NECESSIDADE DE UM CONTROLE DO USO DAS CONCESSÕES PUBLICAS DE RADIO E TELEVISÃO, NO QUE CONCERNE A QUALIDADE DAS SUAS PROGRAMAÇÕES. COMENTANDO EDITORIAL DO JORNAL FOLHA DE S.PAULO, DA ULTIMA SEGUNDA FEIRA, INTITULADO 'A TV ABERTA NA SARJETA'.

Autor
Nabor Júnior (PMDB - Movimento Democrático Brasileiro/AC)
Nome completo: Nabor Teles da Rocha Júnior
Casa
Senado Federal
Tipo
Discurso
Resumo por assunto
TELECOMUNICAÇÃO.:
  • NECESSIDADE DE UM CONTROLE DO USO DAS CONCESSÕES PUBLICAS DE RADIO E TELEVISÃO, NO QUE CONCERNE A QUALIDADE DAS SUAS PROGRAMAÇÕES. COMENTANDO EDITORIAL DO JORNAL FOLHA DE S.PAULO, DA ULTIMA SEGUNDA FEIRA, INTITULADO 'A TV ABERTA NA SARJETA'.
Publicação
Publicação no DSF de 13/12/1997 - Página 28133
Assunto
Outros > TELECOMUNICAÇÃO.
Indexação
  • ANALISE, EDITORIAL, JORNAL, FOLHA DE S.PAULO, ESTADO DE SÃO PAULO (SP), REDUÇÃO, QUALIDADE, PROGRAMA, TELEVISÃO, RADIO, EXPLORAÇÃO, MEIOS DE COMUNICAÇÃO, POPULAÇÃO, ESPECIFICAÇÃO, POPULAÇÃO CARENTE, UTILIZAÇÃO, SORTEIO.
  • DEFESA, MANUTENÇÃO, PROGRAMA, VOZ DO BRASIL, DIVULGAÇÃO, ATIVIDADE, PODERES CONSTITUCIONAIS, PAIS.

O SR. NABOR JÚNIOR (PMDB-AC. Pronuncia o seguinte discurso.) - Sr. Presidente, Srªs e Srs. Senadores, a velocidade com que as mudanças hoje atingem a sociedade brasileira exige uma postura atenta, responsável e serena por parte dos seus legítimos representantes, principalmente quando recordamos os graves problemas ocorridos nas recentes décadas, marcadas pelos atos de arbítrio, de violências institucionais e de restrições às mais elementares liberdades civis. A consciência coletiva repudia qualquer forma de censura oficial, de cerceamento dos direitos de imagem e de informação. Mas vem crescendo a cada dia, na mesma forma, a certeza de que algo precisa ser feito para coibir abusos, para impedir o mau uso de concessões públicas e para preservar valores éticos e culturais mínimos nas transmissões de rádio e televisão, notadamente quando se voltam para crianças e a juventude.

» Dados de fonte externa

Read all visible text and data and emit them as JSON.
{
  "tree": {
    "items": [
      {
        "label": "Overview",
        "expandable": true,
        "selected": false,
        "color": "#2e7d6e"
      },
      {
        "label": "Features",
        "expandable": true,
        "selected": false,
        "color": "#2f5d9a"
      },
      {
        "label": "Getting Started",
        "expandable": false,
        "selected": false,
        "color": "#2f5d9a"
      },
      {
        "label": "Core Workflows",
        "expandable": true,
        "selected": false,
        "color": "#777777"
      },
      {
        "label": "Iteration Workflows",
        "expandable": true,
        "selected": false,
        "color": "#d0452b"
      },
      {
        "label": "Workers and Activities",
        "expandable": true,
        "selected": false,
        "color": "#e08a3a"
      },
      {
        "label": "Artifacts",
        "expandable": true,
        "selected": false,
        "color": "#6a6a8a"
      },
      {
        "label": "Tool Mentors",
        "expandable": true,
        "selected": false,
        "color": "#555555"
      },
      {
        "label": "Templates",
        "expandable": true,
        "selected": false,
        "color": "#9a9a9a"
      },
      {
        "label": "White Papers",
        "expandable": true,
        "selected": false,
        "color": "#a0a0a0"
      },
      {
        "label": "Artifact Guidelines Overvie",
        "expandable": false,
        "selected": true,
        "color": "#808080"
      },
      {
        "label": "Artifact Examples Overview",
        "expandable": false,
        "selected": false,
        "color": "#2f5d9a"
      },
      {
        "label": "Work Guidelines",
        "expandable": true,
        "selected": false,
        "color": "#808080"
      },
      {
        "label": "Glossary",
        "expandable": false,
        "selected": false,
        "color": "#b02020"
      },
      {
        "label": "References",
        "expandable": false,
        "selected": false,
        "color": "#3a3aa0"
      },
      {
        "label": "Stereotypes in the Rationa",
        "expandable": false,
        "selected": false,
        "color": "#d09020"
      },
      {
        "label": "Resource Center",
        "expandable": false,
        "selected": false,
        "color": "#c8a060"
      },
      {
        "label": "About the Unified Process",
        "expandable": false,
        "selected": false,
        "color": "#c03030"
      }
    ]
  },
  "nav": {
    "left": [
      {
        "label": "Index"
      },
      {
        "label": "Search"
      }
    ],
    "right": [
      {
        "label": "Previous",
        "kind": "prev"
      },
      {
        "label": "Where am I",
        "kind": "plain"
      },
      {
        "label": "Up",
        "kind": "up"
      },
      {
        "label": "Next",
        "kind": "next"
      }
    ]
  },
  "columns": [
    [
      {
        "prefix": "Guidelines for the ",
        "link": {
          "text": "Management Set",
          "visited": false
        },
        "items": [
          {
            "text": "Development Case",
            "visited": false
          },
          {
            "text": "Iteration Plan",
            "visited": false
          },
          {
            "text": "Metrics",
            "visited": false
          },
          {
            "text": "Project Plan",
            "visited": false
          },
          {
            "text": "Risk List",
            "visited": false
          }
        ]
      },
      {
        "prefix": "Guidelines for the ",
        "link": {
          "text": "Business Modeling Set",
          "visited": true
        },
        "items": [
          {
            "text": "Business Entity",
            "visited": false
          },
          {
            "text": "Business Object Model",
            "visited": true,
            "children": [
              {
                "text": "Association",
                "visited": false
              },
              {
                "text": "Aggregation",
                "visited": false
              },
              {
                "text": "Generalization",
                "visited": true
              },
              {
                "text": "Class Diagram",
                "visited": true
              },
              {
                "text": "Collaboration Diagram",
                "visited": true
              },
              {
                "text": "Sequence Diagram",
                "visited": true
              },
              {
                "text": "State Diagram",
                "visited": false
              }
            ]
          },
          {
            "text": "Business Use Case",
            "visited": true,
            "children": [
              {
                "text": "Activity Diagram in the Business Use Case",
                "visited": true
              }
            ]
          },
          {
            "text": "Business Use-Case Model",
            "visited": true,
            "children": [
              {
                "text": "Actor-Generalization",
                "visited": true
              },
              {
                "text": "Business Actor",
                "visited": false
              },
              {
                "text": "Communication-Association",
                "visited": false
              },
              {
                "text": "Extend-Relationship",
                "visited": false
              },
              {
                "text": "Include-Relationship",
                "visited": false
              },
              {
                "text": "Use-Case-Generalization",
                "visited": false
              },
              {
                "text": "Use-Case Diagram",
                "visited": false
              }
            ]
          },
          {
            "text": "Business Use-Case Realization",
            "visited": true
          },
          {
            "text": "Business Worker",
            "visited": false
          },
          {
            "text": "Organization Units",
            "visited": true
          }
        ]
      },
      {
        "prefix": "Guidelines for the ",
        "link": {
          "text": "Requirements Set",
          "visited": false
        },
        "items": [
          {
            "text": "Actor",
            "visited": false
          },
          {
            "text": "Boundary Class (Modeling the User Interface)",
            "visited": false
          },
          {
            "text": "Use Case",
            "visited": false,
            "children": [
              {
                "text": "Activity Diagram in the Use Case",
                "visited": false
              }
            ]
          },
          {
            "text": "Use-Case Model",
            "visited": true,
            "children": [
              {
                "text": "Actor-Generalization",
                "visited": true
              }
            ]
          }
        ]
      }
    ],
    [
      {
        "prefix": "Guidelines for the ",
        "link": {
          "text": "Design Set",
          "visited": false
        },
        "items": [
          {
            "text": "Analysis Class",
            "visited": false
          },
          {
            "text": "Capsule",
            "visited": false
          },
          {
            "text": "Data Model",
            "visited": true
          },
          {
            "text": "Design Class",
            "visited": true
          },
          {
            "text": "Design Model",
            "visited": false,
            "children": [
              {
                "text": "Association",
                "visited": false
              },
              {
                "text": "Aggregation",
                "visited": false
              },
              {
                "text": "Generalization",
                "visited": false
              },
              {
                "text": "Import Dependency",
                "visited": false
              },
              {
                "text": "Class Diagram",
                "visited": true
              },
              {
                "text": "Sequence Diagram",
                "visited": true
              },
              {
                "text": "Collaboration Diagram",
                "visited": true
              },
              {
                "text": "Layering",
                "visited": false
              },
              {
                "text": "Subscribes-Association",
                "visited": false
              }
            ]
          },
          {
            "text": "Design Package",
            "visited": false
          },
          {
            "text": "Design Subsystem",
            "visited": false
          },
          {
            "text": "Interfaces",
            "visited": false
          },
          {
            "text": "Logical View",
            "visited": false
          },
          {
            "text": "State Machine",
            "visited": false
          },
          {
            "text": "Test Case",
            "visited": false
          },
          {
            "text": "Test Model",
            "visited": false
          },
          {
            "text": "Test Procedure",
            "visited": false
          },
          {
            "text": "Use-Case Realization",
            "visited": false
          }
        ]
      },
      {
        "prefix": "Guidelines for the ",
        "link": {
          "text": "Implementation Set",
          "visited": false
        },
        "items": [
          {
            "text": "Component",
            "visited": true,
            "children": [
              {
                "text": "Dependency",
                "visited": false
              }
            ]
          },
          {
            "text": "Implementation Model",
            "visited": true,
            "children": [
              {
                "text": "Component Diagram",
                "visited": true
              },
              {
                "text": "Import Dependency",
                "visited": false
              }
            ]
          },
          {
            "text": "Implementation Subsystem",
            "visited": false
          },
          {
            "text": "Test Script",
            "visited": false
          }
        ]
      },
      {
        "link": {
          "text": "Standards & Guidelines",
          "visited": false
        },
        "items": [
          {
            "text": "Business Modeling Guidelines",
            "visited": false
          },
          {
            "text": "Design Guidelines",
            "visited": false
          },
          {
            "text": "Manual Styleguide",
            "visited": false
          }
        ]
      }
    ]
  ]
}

Invoco o testemunho de todos os que conhecem minha trajetória na vida pública, sempre empenhado em defender a liberdade de expressão e condenar qualquer tentativa de prejudicar o acesso dos cidadãos às notícias, à cultura e ao entretenimento. É uma trajetória de coerência que me propicia condições objetivas para falar sem falsos moralismos, sem a farisaica máscara da imagem mentirosa e insincera. Como cidadão, Parlamentar e ex-Governador, sigo defendendo as franquias democráticas e condenando, com igual veemência, a libertinagem e os desmandos quotidianamente verificados em nossos veículos de comunicação eletrônica. Não são coisas excludentes entre si - e vejo que estou em boa companhia, nessa postura de repúdio aos absurdos praticados, numa atitude compartilhada por alguns dos mais sérios jornais brasileiros.

Na última segunda-feira, a Folha de S. Paulo expressou sua justa indignação, ao publicar editorial sob o título "A TV Aberta Na Sarjeta", o qual, decerto, foi lido pela maioria de V. Exªs, mas que, por sua importância, merece registro nos Anais do Senado Federal, como testemunho para nossos pósteros de que não nos omitimos ante questão dessa magnitude.

Rogo a especial atenção da Casa para esse editorial, pois nele encontramos um grito de alerta e de inconformismo ante os descalabros já rotineiramente impostos aos lares, sem qualquer controle ou crédito por parte do Governo ou das entidades que, supostamente, deveriam regular o teor e a forma das emissões de rádio e televisão.

Diz o editorial da Folha:

"Meninas de apenas quatro anos rebolando sobre garrafas como se fossem chacretes, mulheres nuas servindo de bandeja para o repasto de atores num restaurante japonês, deficientes físicos submetidos a situações humilhantes ou um hermafrodita que tem as fotos de sua genitália expostas diante das câmeras. Essas apelações e vulgaridades passaram a integrar a programação das grandes emissoras da TV aberta no País, a ponto de se transformarem no principal eixo da chamada "guerra pela audiência". Faz parte dessa escalada de degradação de nível da TV o fato de os programas também estarem funcionando como cassinos eletrônicos. Sorteios que deveriam beneficiar instituições filantrópicas são usados para estimular a prática do jogo e alimentar no espectador, por meio de uma propaganda tão ostensiva quanto enganosa, a ilusão do ganho fácil."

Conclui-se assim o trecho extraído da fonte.